En fechas tan entrañables como éstas, en las que el Paseo de Coches del Retiro se transforma una vez más en escaparate de todos los editores en lengua castellana, uno no deja de asombrarse al constatar una vez más ese afán colectivo por encontrar la novedad, descubrir lo más reciente e, incluso, anticipar lo venidero que se observa en casi todas las casetas.
En estos días, llega uno a tener la impresión que ese caos generalizado, aderezado con un bullicio permanente, que ha transformado Madrid en un sabroso anticipo del infierno al que, salvo extrema benevolencia divina, se condenará por los siglos de los siglos a generaciones sucesivas de regidores municipales, no respeta siquiera ese oasis de paz que es el parque del Retiro. También se pregunta uno, no sin cierta pena, qué hará el bueno de Fernando Pessoa perdido entre tanto insulso griterío.
En la Feria del Libro no se respira el imprescindible sosiego que requiere la búsqueda de futuras lecturas. Tal vez impulsados, cuando no manipulados, por unos resortes secretos cuyo funcionamiento sólo conocen los iniciados del mundo editorial, los pocos lectores que sobreviven en esta sociedad en la que casi nadie lee absolutamente nada, en lugar de deambular al azar del ritmo de sus propios pasos se dejan llevar por una especie de dictadura literaria que impone, como única máxima, que sólo es digno de mérito el de las obras más recientes. Lo único que cuenta son las novedades.
Para todo lo demás, mejor conviene esperar. No sea impaciente. Ya encontrará esas obras al cabo de los años, en los anaqueles de los libreros de lance de la cuesta de Moyano o en los improvisados puestos de los mercadillos semanales. Para otras antiguallas, desempolve el catálogo de los clásicos y deje paso libre a los que se dan codazos para obtener la ansiada firma del autor de moda.
Alejado de esas prisas, si a los que visitan la Feria del Libro de Madrid uno tuviera que recomendar algún autor de esos que se han quedado estancados, a la espera de que pasen los años suficientes para escapar del apacible limbo de los libros y saltar a la gloria pacífica de los clásicos, se decantaría por John Kennedy Toole.
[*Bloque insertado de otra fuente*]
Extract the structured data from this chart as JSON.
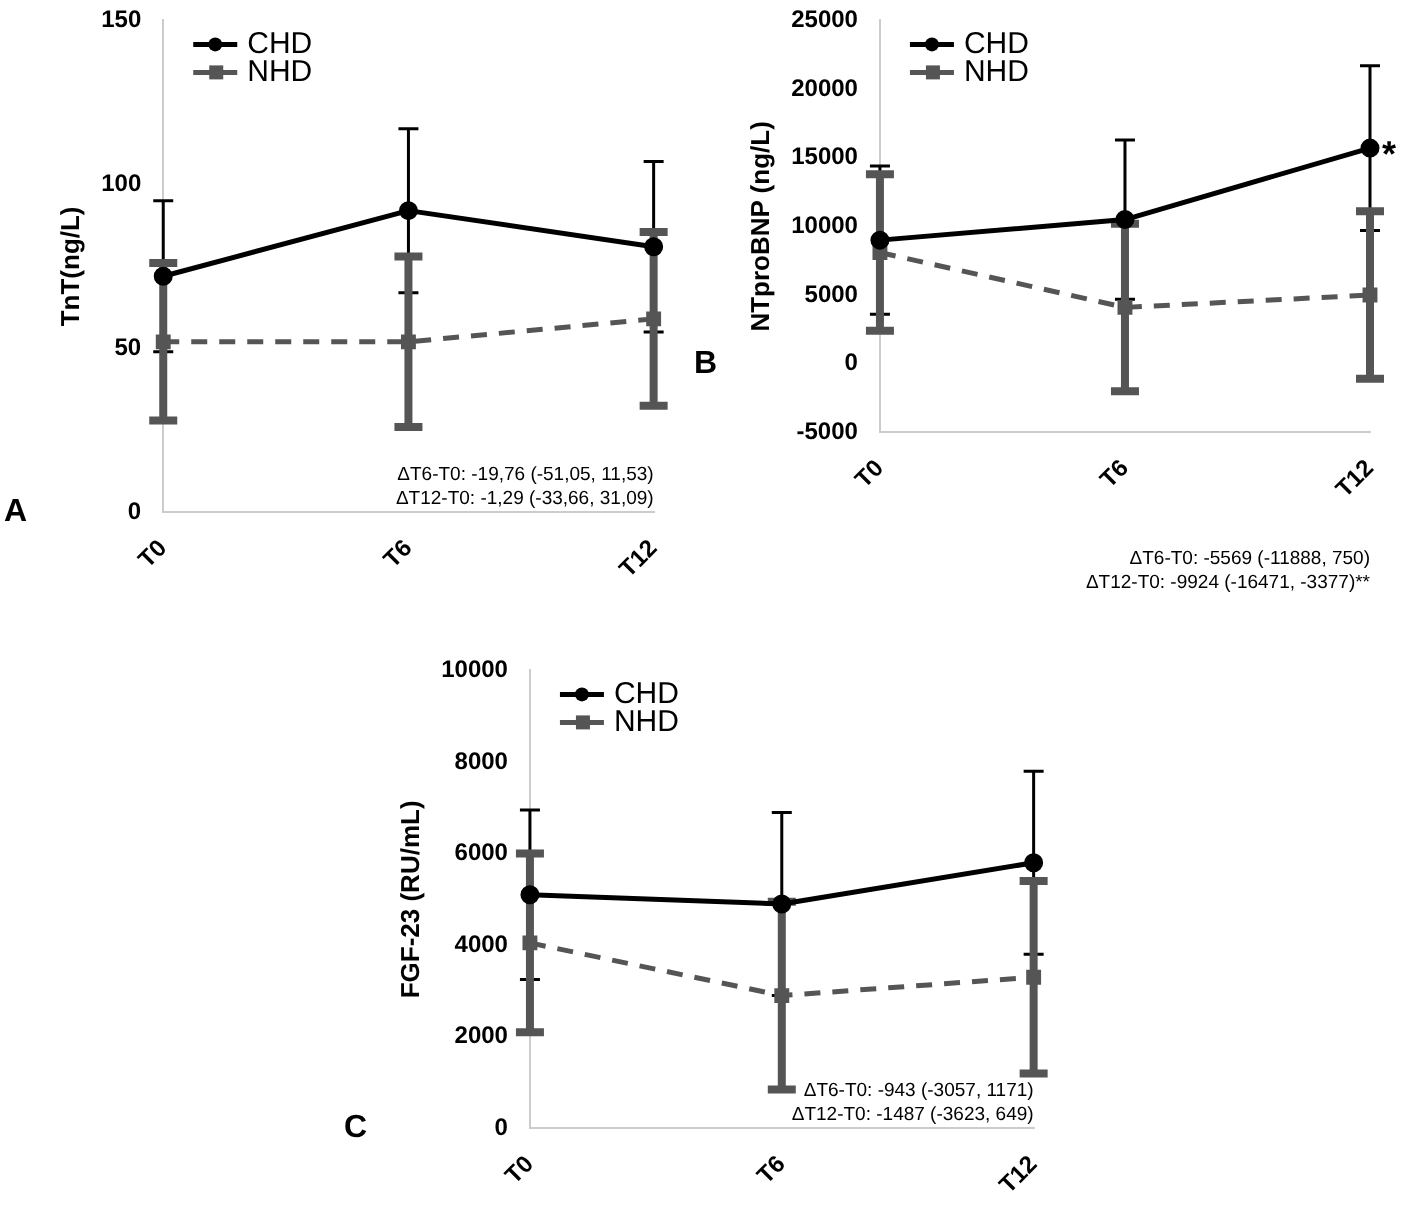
{
  "chart_data": [
    {
      "type": "line",
      "ylabel": "TnT(ng/L)",
      "categories": [
        "T0",
        "T6",
        "T12"
      ],
      "ylim": [
        0,
        150
      ],
      "yticks": [
        0,
        50,
        100,
        150
      ],
      "legend": "top left",
      "grid": false,
      "series": [
        {
          "name": "CHD",
          "color": "#000000",
          "marker": "circle",
          "line_style": "solid",
          "values": [
            72,
            92,
            81
          ],
          "errors": [
            23,
            25,
            26
          ]
        },
        {
          "name": "NHD",
          "color": "#555555",
          "marker": "square",
          "line_style": "dashed",
          "values": [
            52,
            52,
            59
          ],
          "errors": [
            24,
            26,
            26.5
          ]
        }
      ],
      "annotations": [
        "A",
        "ΔT6-T0: -19,76 (-51,05, 11,53)",
        "ΔT12-T0: -1,29 (-33,66, 31,09)"
      ]
    },
    {
      "type": "line",
      "ylabel": "NTproBNP (ng/L)",
      "categories": [
        "T0",
        "T6",
        "T12"
      ],
      "ylim": [
        -5000,
        25000
      ],
      "yticks": [
        -5000,
        0,
        5000,
        10000,
        15000,
        20000,
        25000
      ],
      "legend": "top left",
      "grid": false,
      "series": [
        {
          "name": "CHD",
          "color": "#000000",
          "marker": "circle",
          "line_style": "solid",
          "values": [
            9000,
            10500,
            15700
          ],
          "errors": [
            5400,
            5800,
            6000
          ]
        },
        {
          "name": "NHD",
          "color": "#555555",
          "marker": "square",
          "line_style": "dashed",
          "values": [
            8100,
            4100,
            5000
          ],
          "errors": [
            5700,
            6100,
            6100
          ]
        }
      ],
      "annotations": [
        "B",
        "ΔT6-T0: -5569 (-11888, 750)",
        "ΔT12-T0: -9924 (-16471, -3377)**",
        {
          "text": "*",
          "x": "T12",
          "y": 15700
        }
      ]
    },
    {
      "type": "line",
      "ylabel": "FGF-23 (RU/mL)",
      "categories": [
        "T0",
        "T6",
        "T12"
      ],
      "ylim": [
        0,
        10000
      ],
      "yticks": [
        0,
        2000,
        4000,
        6000,
        8000,
        10000
      ],
      "legend": "top left",
      "grid": false,
      "series": [
        {
          "name": "CHD",
          "color": "#000000",
          "marker": "circle",
          "line_style": "solid",
          "values": [
            5100,
            4900,
            5800
          ],
          "errors": [
            1850,
            2000,
            2000
          ]
        },
        {
          "name": "NHD",
          "color": "#555555",
          "marker": "square",
          "line_style": "dashed",
          "values": [
            4050,
            2900,
            3300
          ],
          "errors": [
            1950,
            2050,
            2100
          ]
        }
      ],
      "annotations": [
        "C",
        "ΔT6-T0: -943 (-3057, 1171)",
        "ΔT12-T0: -1487 (-3623, 649)"
      ]
    }
  ]
}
Seguramente son muchos los que recuerdan con agrado las disparatadas aventuras de mi tocayo en 'La conjura de los necios'. Ahora quizás disfruten también con su otra única novela, escrita todavía en la adolescencia aunque en realidad sea una obra de extraña madurez, que es 'La Biblia de neón', publicada en España a finales del siglo pasado.